When the marine refuge was announced, Fish, Food, and Allied Workers President Keith Sullivan warned that oil and gas and seismic activity would still be permitted in the area. Four months later, the Canada-Newfoundland and Labrador Offshore Petroleum Board (C-NLOPB) has opened bids for exploration and production licences.
“We cannot ask fish harvesters to accept the closure of an area to fishing activity in the name of conservation while continuing to allow oil and gas exploration in that same area,” Sullivan now says.
The tender call also drew condemnation from the Halifax-based Ecology Action Centre, which worked closely with fish harvesters and conservation groups to craft a protection plan that all parties could accept. “We have generally supported the efforts of DFO to close areas to all bottom fishing through the more efficient mechanism of the Fisheries Act,” said Marine Conservation Coordinator Susanna Fuller. “However, we have also been strongly advocating for no industrial activity in any areas that are going to be counted towards protection targets.”

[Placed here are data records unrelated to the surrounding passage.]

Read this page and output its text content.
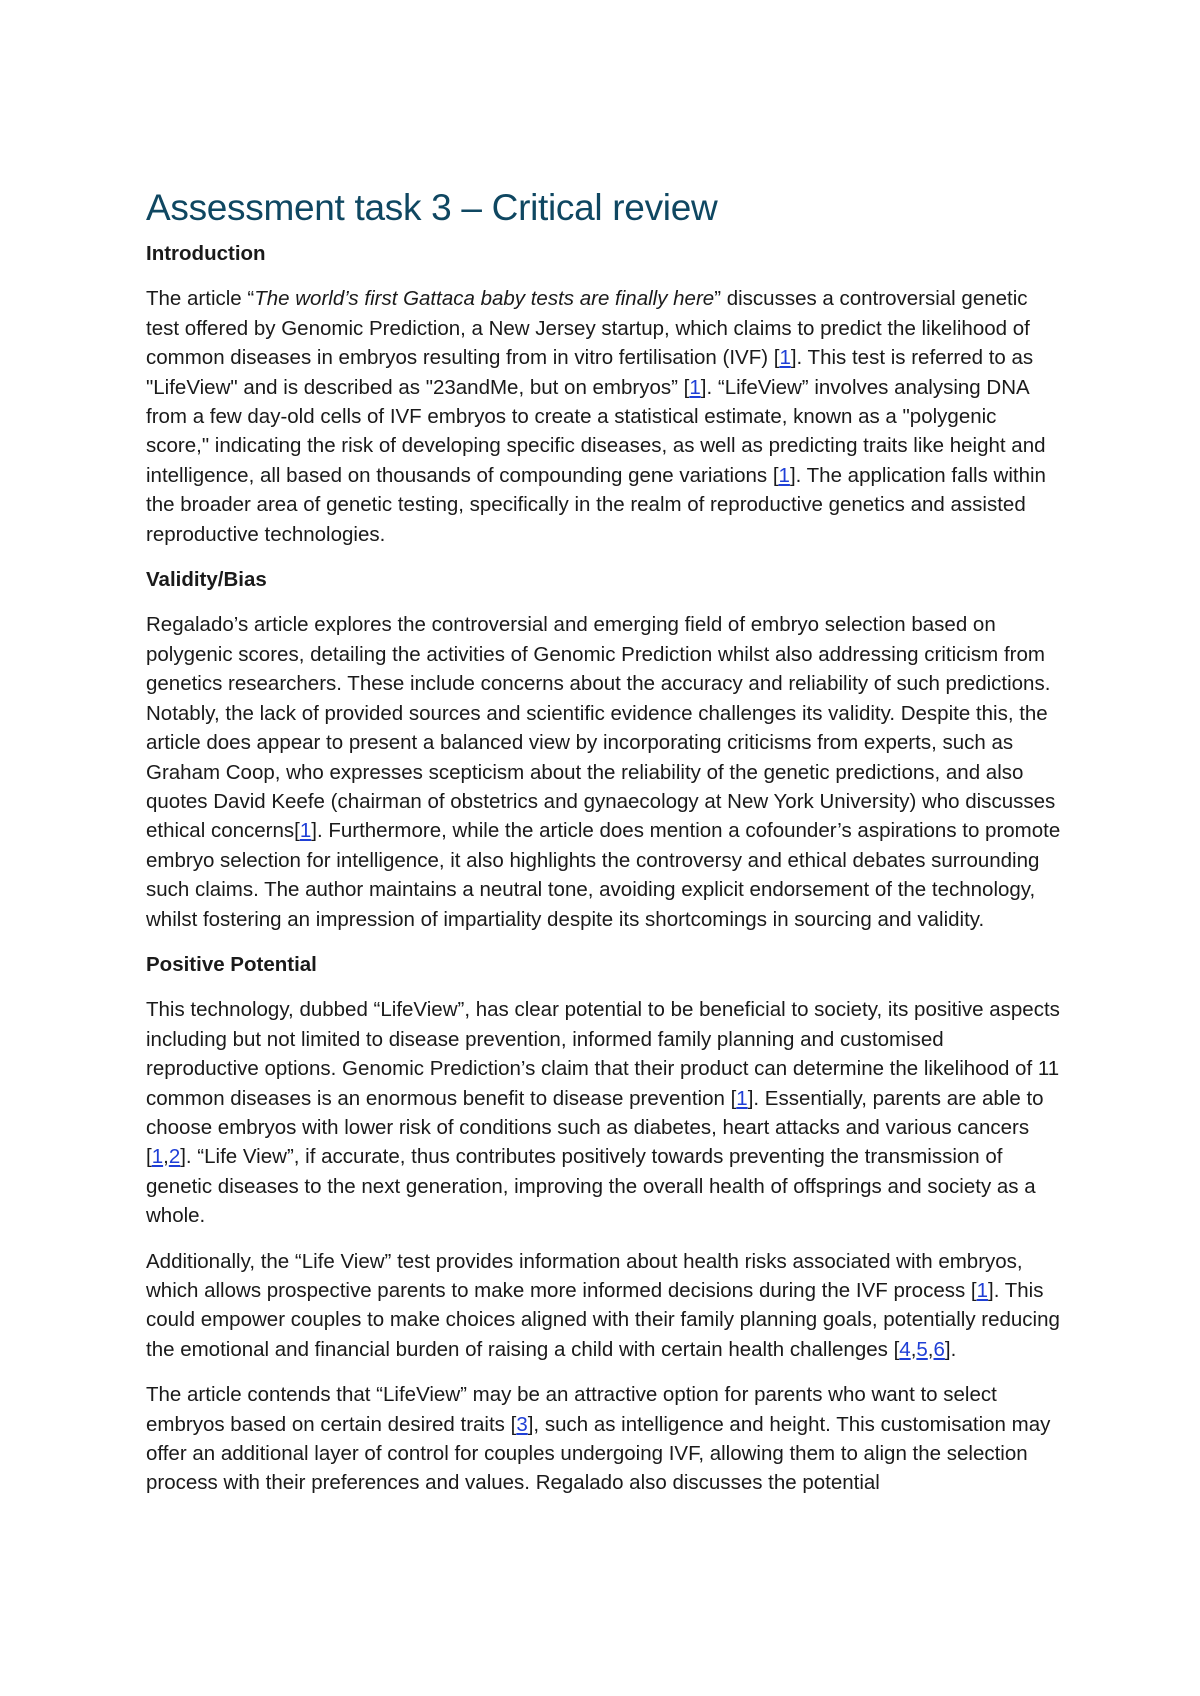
Assessment task 3 – Critical review
Introduction

The article “The world’s first Gattaca baby tests are finally here” discusses a controversial genetic test offered by Genomic Prediction, a New Jersey startup, which claims to predict the likelihood of common diseases in embryos resulting from in vitro fertilisation (IVF) [1]. This test is referred to as "LifeView" and is described as "23andMe, but on embryos” [1]. “LifeView” involves analysing DNA from a few day-old cells of IVF embryos to create a statistical estimate, known as a "polygenic score," indicating the risk of developing specific diseases, as well as predicting traits like height and intelligence, all based on thousands of compounding gene variations [1]. The application falls within the broader area of genetic testing, specifically in the realm of reproductive genetics and assisted reproductive technologies.

Validity/Bias

Regalado’s article explores the controversial and emerging field of embryo selection based on polygenic scores, detailing the activities of Genomic Prediction whilst also addressing criticism from genetics researchers. These include concerns about the accuracy and reliability of such predictions. Notably, the lack of provided sources and scientific evidence challenges its validity. Despite this, the article does appear to present a balanced view by incorporating criticisms from experts, such as Graham Coop, who expresses scepticism about the reliability of the genetic predictions, and also quotes David Keefe (chairman of obstetrics and gynaecology at New York University) who discusses ethical concerns[1]. Furthermore, while the article does mention a cofounder’s aspirations to promote embryo selection for intelligence, it also highlights the controversy and ethical debates surrounding such claims. The author maintains a neutral tone, avoiding explicit endorsement of the technology, whilst fostering an impression of impartiality despite its shortcomings in sourcing and validity.

Positive Potential

This technology, dubbed “LifeView”, has clear potential to be beneficial to society, its positive aspects including but not limited to disease prevention, informed family planning and customised reproductive options. Genomic Prediction’s claim that their product can determine the likelihood of 11 common diseases is an enormous benefit to disease prevention [1]. Essentially, parents are able to choose embryos with lower risk of conditions such as diabetes, heart attacks and various cancers [1,2]. “Life View”, if accurate, thus contributes positively towards preventing the transmission of genetic diseases to the next generation, improving the overall health of offsprings and society as a whole.

Additionally, the “Life View” test provides information about health risks associated with embryos, which allows prospective parents to make more informed decisions during the IVF process [1]. This could empower couples to make choices aligned with their family planning goals, potentially reducing the emotional and financial burden of raising a child with certain health challenges [4,5,6].

The article contends that “LifeView” may be an attractive option for parents who want to select embryos based on certain desired traits [3], such as intelligence and height. This customisation may offer an additional layer of control for couples undergoing IVF, allowing them to align the selection process with their preferences and values. Regalado also discusses the potential
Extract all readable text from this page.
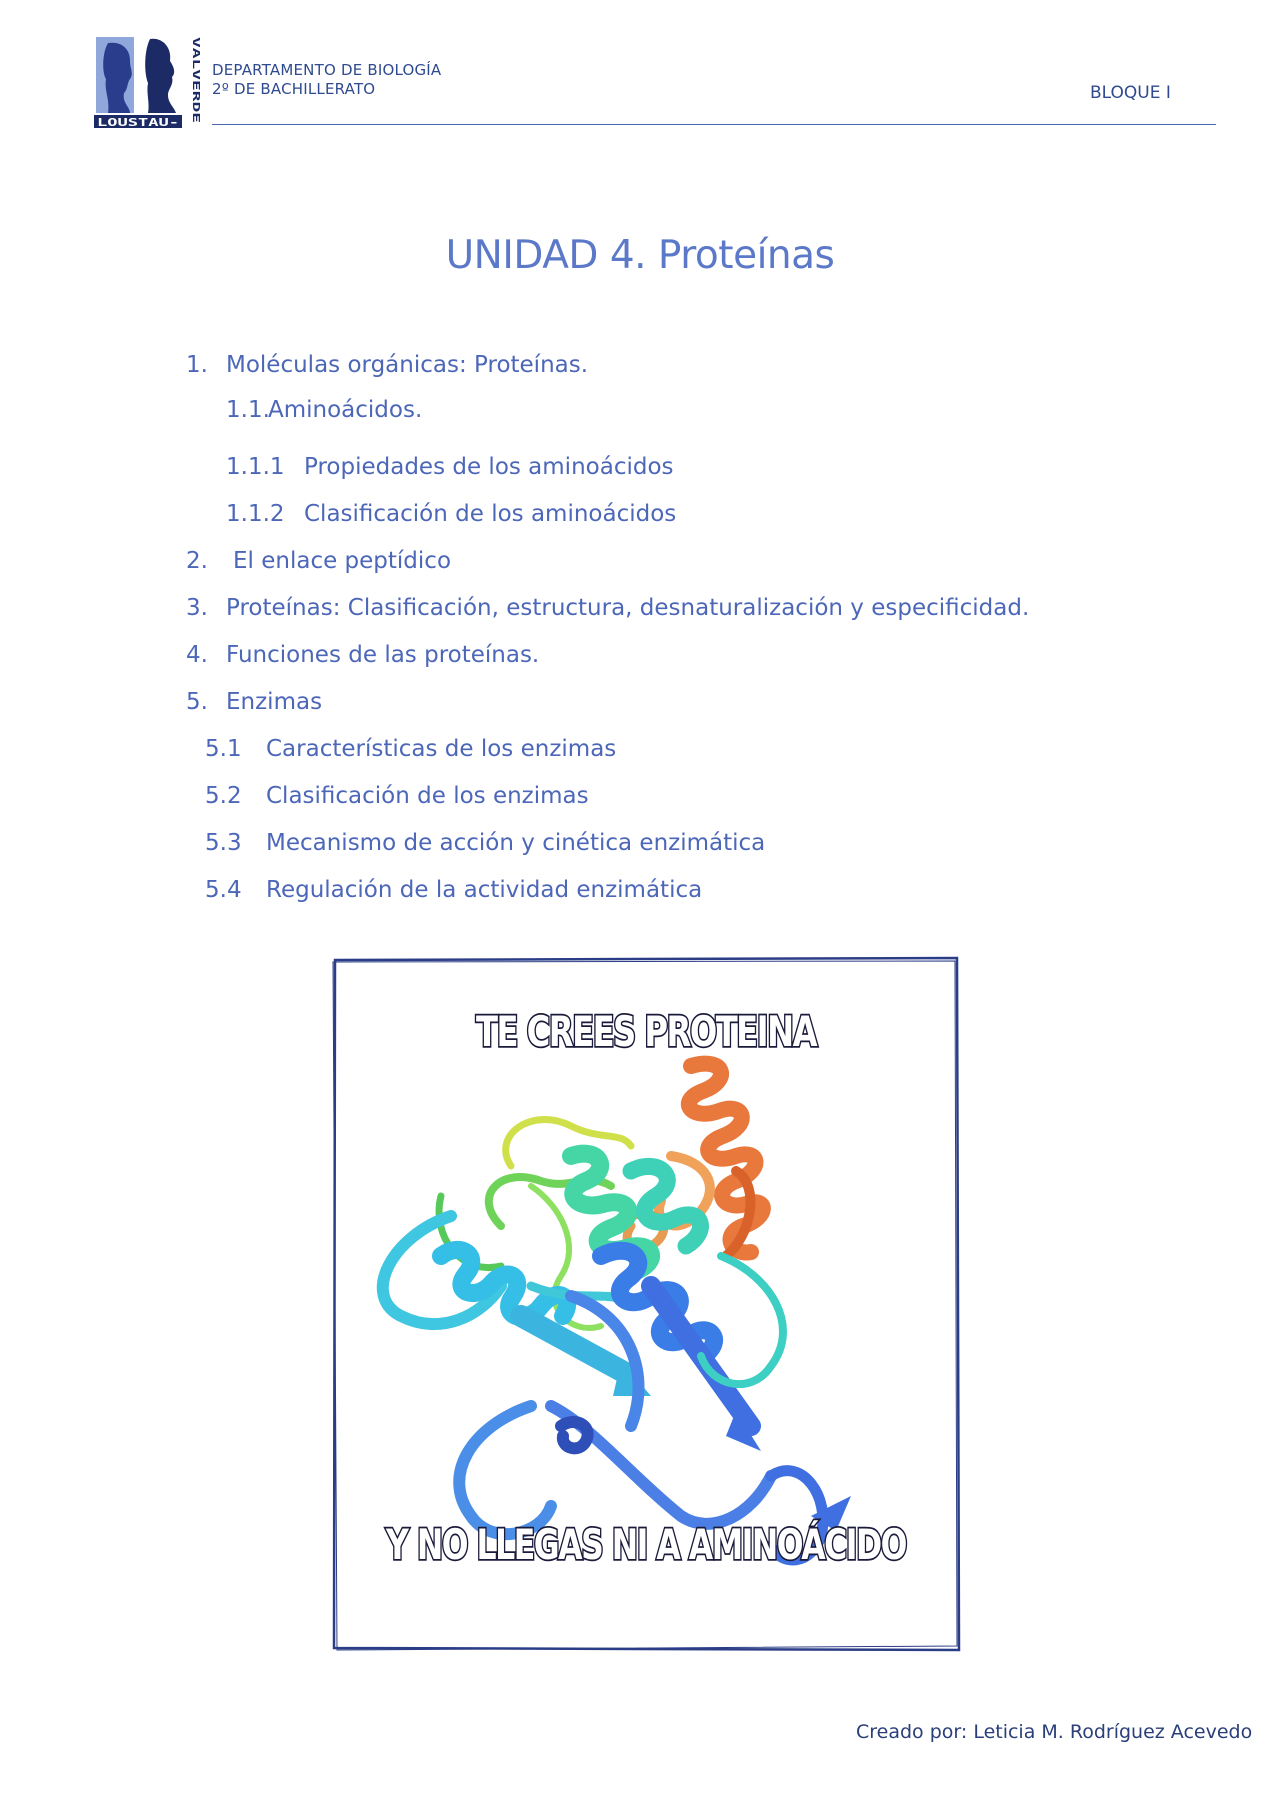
VALVERDE
LOUSTAU-
DEPARTAMENTO DE BIOLOGÍA
2º DE BACHILLERATO	BLOQUE I
UNIDAD 4. Proteínas
1. Moléculas orgánicas: Proteínas.
1.1.
Aminoácidos.
1.1.1 Propiedades de los aminoácidos
1.1.2 Clasificación de los aminoácidos
2. El enlace peptídico
3. Proteínas: Clasificación, estructura, desnaturalización y especificidad.
4. Funciones de las proteínas.
5. Enzimas
5.1 Características de los enzimas
5.2 Clasificación de los enzimas
5.3 Mecanismo de acción y cinética enzimática
5.4 Regulación de la actividad enzimática
TE CREES PROTEINA
Y NO LLEGAS NI A AMINOÁCIDO
Creado por: Leticia M. Rodríguez Acevedo
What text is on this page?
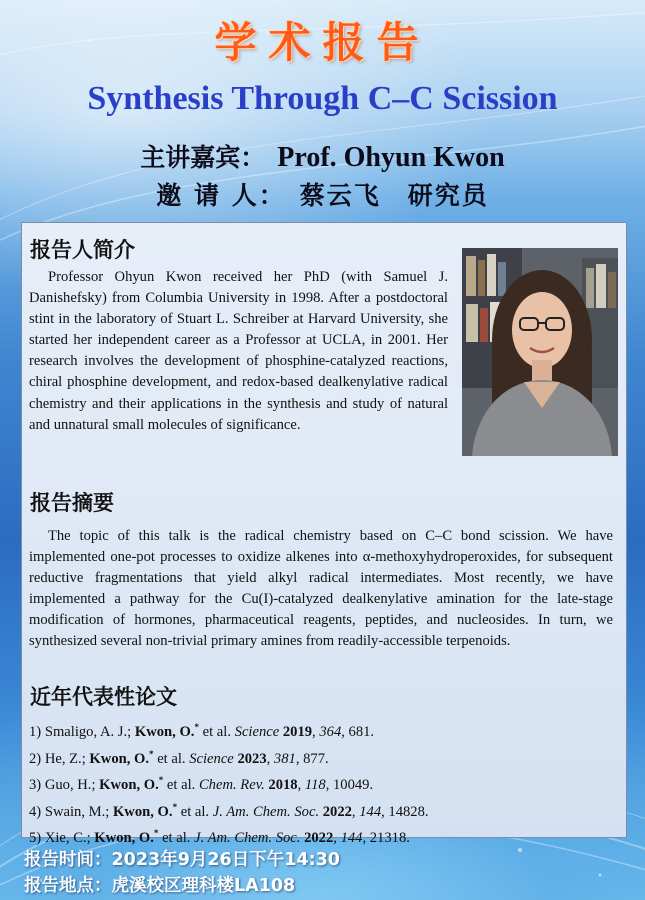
学术报告
Synthesis Through C–C Scission
主讲嘉宾： Prof. Ohyun Kwon
邀 请 人： 蔡云飞　研究员
报告人简介

Professor Ohyun Kwon received her PhD (with Samuel J. Danishefsky) from Columbia University in 1998. After a postdoctoral stint in the laboratory of Stuart L. Schreiber at Harvard University, she started her independent career as a Professor at UCLA, in 2001. Her research involves the development of phosphine-catalyzed reactions, chiral phosphine development, and redox-based dealkenylative radical chemistry and their applications in the synthesis and study of natural and unnatural small molecules of significance.

报告摘要

The topic of this talk is the radical chemistry based on C–C bond scission. We have implemented one-pot processes to oxidize alkenes into α-methoxyhydroperoxides, for subsequent reductive fragmentations that yield alkyl radical intermediates. Most recently, we have implemented a pathway for the Cu(I)-catalyzed dealkenylative amination for the late-stage modification of hormones, pharmaceutical reagents, peptides, and nucleosides. In turn, we synthesized several non-trivial primary amines from readily-accessible terpenoids.

近年代表性论文
1) Smaligo, A. J.; Kwon, O.* et al. Science 2019, 364, 681.
2) He, Z.; Kwon, O.* et al. Science 2023, 381, 877.
3) Guo, H.; Kwon, O.* et al. Chem. Rev. 2018, 118, 10049.
4) Swain, M.; Kwon, O.* et al. J. Am. Chem. Soc. 2022, 144, 14828.
5) Xie, C.; Kwon, O.* et al. J. Am. Chem. Soc. 2022, 144, 21318.
报告时间：2023年9月26日下午14:30
报告地点：虎溪校区理科楼LA108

Federal Fisheries Minister Dominic LeBlanc said he would “carefully scrutinize any activities in a marine refuge that could potentially cause harm to fish or fish habitat,” CBC reports. In an email last week, “the C-NLOPB said it is committed to the protection of environmentally significant and sensitive areas,” indicating that “it will impose restrictions or measures to mitigate against harm in the approval process for oil and gas activities.”